Pope Francis Visits The Venice Biennale Vatican Pavilion 

San Marco Venice © Artlyst

Pope Francis made history on Sunday by becoming the first pontiff to attend the Venice Biennale, one of the world’s largest art exhibitions. 

The Pope’s visit to the Biennale, a place he has long admired for celebrating human creativity, coincided with his first trip outside of Rome in seven months. He used this occasion to emphasise the role of art in shaping culture for the better, a topic close to his heart. The Biennale, which began in 1895, features many works of art, architecture, cinema, dance, music, and theatre and is one of Europe’s most significant annual cultural events. This year’s edition features a special pavilion curated by the Vatican, showcasing works by female prisoners from a Venice prison.

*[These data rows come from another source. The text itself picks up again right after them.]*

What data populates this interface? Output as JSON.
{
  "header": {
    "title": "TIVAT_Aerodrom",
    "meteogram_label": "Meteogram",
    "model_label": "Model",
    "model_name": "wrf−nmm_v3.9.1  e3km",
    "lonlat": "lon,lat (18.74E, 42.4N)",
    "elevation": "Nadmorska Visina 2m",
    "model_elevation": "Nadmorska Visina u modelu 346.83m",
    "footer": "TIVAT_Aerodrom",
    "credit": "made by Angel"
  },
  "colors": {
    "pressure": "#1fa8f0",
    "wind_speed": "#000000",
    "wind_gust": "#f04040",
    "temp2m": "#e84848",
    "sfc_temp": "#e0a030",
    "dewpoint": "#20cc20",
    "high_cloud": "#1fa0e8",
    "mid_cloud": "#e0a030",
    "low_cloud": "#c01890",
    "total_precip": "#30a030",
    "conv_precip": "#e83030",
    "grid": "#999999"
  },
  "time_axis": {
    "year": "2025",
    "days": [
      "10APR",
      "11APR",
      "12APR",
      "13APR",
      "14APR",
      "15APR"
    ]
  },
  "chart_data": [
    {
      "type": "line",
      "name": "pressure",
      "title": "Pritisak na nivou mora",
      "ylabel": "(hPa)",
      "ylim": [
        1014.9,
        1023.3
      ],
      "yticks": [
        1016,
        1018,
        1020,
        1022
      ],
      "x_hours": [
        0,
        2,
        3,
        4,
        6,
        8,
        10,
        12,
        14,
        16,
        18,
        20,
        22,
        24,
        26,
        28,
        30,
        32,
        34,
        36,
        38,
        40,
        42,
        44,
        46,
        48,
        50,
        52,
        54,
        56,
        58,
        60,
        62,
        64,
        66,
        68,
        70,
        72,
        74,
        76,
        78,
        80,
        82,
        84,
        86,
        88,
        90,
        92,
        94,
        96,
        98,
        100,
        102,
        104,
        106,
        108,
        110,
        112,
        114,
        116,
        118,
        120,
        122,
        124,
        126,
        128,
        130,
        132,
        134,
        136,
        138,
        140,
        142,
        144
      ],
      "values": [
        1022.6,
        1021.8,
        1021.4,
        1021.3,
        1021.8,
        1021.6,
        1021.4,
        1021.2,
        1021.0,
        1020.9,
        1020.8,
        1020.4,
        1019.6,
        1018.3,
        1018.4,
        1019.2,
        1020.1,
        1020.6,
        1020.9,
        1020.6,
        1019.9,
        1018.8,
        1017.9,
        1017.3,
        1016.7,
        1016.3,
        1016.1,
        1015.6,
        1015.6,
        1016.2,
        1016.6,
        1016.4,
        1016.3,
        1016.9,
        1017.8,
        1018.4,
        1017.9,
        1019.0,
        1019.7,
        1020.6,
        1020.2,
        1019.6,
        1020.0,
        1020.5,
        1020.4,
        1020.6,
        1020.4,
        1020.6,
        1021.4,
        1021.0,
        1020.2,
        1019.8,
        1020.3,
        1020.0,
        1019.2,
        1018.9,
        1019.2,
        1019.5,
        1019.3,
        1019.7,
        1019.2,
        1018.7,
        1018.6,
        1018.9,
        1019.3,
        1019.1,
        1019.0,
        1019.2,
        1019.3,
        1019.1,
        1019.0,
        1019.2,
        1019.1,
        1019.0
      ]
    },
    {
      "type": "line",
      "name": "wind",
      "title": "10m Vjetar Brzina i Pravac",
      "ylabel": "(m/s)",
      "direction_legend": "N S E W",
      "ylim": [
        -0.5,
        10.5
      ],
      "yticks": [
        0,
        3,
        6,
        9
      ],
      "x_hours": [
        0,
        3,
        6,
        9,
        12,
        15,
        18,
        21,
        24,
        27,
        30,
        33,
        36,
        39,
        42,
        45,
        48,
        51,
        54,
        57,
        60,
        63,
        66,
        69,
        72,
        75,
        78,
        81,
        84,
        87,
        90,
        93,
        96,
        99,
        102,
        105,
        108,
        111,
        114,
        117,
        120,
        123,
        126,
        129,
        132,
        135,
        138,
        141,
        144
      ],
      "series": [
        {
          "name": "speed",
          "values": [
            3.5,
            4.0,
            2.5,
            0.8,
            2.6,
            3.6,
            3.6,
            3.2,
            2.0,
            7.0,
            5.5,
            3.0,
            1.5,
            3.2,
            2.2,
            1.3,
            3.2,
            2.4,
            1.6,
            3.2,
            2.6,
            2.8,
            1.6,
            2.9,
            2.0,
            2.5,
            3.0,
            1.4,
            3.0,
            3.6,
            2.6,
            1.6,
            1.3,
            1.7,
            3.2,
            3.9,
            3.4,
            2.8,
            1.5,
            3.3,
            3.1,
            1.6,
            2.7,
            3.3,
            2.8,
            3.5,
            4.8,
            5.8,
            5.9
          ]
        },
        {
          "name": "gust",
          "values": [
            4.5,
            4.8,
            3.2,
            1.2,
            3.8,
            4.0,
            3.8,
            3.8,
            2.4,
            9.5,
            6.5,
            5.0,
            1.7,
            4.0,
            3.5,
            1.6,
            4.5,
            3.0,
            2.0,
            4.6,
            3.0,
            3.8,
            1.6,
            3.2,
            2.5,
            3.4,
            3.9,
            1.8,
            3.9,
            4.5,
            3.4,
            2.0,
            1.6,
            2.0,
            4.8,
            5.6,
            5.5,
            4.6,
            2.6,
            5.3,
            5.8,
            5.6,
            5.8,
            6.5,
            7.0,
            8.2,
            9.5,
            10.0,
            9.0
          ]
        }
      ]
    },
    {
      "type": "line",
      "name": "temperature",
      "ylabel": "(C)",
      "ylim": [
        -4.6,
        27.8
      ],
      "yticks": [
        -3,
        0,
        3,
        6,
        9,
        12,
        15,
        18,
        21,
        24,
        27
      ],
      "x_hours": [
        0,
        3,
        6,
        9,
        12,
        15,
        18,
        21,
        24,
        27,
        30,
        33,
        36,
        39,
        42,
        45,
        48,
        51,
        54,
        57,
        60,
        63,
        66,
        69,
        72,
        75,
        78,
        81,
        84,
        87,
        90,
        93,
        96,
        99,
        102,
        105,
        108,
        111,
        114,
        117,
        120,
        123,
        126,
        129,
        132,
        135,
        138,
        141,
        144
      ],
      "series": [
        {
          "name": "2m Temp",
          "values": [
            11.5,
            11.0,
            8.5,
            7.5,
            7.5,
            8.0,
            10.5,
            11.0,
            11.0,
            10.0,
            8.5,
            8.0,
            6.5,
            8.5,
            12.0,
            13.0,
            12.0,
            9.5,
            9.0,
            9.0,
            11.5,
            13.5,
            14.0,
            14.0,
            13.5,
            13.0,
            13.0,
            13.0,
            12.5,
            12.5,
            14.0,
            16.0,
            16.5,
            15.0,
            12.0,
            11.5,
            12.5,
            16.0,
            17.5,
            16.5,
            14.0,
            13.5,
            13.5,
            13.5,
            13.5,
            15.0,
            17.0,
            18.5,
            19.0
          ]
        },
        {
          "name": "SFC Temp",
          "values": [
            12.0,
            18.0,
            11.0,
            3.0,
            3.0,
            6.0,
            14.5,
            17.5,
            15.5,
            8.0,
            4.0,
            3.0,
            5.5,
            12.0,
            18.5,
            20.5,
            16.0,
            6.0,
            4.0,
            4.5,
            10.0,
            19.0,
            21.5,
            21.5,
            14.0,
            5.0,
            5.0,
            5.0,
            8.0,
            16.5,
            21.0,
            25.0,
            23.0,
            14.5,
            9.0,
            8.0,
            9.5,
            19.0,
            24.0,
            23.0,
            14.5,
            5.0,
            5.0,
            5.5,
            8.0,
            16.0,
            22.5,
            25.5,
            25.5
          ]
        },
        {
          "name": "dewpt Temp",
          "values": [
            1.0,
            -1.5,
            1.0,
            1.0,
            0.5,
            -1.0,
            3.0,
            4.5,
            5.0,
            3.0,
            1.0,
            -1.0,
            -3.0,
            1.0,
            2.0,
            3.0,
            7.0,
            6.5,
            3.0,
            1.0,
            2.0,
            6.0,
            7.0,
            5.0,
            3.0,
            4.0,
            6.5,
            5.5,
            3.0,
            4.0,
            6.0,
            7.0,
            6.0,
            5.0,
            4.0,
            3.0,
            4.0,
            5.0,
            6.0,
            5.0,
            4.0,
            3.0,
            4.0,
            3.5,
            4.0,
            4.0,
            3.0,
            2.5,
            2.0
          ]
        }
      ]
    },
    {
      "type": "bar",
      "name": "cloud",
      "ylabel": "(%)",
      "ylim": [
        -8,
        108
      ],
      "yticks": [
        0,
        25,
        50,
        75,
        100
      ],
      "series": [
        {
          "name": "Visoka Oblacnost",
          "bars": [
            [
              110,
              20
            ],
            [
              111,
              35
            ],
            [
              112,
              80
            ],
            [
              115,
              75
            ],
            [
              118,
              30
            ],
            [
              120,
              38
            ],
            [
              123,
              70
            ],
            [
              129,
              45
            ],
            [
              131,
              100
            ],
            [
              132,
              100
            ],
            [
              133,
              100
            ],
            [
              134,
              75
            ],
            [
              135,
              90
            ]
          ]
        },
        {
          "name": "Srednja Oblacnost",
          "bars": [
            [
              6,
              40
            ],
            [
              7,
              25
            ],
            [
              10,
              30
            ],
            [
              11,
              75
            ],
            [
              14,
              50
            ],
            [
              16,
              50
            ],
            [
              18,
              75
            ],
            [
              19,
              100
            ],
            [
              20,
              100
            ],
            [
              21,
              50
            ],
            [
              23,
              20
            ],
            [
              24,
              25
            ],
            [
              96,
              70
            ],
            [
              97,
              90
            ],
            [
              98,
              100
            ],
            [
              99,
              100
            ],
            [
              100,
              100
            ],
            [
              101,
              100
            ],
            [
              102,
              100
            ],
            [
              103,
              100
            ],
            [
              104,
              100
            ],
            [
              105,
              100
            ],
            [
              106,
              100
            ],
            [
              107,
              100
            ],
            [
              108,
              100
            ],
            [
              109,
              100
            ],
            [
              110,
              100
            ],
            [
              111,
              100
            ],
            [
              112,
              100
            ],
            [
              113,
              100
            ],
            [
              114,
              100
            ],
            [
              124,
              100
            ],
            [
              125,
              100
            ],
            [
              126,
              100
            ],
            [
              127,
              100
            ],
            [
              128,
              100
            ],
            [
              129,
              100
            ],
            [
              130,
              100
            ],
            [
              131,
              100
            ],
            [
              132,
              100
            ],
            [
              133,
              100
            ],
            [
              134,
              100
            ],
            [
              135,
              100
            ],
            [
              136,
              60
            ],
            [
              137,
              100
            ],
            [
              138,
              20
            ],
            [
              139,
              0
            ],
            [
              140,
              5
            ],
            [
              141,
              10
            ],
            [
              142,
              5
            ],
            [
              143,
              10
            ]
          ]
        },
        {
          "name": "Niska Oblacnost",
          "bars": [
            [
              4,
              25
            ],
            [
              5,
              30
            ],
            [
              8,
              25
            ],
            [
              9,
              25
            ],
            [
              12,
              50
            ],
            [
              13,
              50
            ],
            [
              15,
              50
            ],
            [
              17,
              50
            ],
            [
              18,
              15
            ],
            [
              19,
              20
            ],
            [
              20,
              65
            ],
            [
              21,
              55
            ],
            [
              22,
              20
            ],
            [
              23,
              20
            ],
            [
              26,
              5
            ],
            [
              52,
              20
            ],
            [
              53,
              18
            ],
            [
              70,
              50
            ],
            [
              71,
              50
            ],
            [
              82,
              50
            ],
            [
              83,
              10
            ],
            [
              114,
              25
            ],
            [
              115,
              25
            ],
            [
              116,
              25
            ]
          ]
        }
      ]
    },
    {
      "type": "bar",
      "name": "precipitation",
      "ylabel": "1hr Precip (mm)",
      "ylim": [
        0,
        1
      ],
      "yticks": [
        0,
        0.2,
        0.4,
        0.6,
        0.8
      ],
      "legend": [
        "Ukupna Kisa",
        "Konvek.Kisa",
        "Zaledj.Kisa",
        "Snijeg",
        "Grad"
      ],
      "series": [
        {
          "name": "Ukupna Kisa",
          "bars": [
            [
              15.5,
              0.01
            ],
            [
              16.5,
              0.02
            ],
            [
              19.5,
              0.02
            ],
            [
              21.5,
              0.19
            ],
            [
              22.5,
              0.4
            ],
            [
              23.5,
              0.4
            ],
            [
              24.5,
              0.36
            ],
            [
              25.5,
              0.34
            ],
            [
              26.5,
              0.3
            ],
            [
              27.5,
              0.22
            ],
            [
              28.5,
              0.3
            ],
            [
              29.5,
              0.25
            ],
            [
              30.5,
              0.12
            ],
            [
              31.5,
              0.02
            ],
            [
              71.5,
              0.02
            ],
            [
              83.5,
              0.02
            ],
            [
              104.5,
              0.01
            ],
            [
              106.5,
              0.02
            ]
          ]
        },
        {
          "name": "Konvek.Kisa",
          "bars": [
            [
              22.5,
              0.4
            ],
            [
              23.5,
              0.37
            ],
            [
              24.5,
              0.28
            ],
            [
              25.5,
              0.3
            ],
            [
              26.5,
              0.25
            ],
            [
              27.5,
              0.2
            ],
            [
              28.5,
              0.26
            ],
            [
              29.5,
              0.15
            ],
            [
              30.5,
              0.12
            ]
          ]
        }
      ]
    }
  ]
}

During his visit, the Pope met with the prisoners and urged them to rebuild their lives “brick upon brick, together, with determination.” Despite concerns over his health, the 87-year-old pontiff appeared energetic throughout his itinerary, which included a boat ride through the city’s famous waterways. The Pope used a wheelchair and a motorised buggy during his visit and was accompanied by Francesco Moraglia, Patriarch of Venice. In his speech to artists at the Biennale, the Pope highlighted the role of art as a tool of inclusion rather than various forms of violence and discrimination. He called on artists to create “cities of refuge” that cooperate to rid the world of racism, xenophobia, inequality, ecological imbalance, and “aporophobia” (a neologism meaning “phobia of the poor”).

Courtesy Vatican Pavilion and Vatican News
Photo: Courtesy Vatican Pavilion and Vatican News

The Pope emphasised the importance of valuing women as co-protagonists of human adventure. It highlighted the work of several female artists, including Frida Kahlo, Corita Kent, and Louise Bourgeois. He also rallied young people to live their lives to the fullest without being trapped by the digital world. During his meeting with 1,500 young people in front of Venice’s Basilica of Santa Maria della Salute, the Pope urged them to “get out of bed and accept yourself as a gift,” reminding them that they are not just digital profiles but children of God. He encouraged them to let themselves be picked up in a world that often wants to pull them down to take life into their hands and get involved with those around them.

The Pope’s trip to Venice also highlighted the struggles of Catholicism in its traditional heartland. The Veneto region, divided into nine dioceses, has seen a significant drop in the number of priests over the past few decades, as well as a decline in church attendance and a rise in the number of couples marrying outside the Church. According to some estimates, almost 30 per cent of children born in the Veneto today are not baptised, and the share of school-age children electing to take a voluntary religion course is also falling. In that context, the hope is that the Pope’s visit to the Biennale might help galvanise local Catholicism.

The Pope closed his visit to the festival with Mass in the square in front of the city’s famed Basilica of Saint Mark, where the remains of Mark the Evangelist, author of one of the four Gospels, are buried. During his homily, the Pope reflected on the role of Christians in fighting global challenges through the pursuit of solidarity, justice, and genuine community. The Pope urged believers to remain connected to God, emphasising that this is not a passive or static attitude but an invitation to move and enter into conversation with God and scripture. He called on Christians to bring the fruits of the Gospel into their reality and make their communities, neighbourhoods, and cities welcoming, inclusive, and hospitable places. The Pope’s visit to Venice marked his first excursion out of the Vatican in 2024. He is scheduled to make other day trips within Italy, to Verona on May 18 and Trieste on July 7, ahead of a major international trip that is due to take in Indonesia, Papua New Guinea, East Timor, and Singapore in September.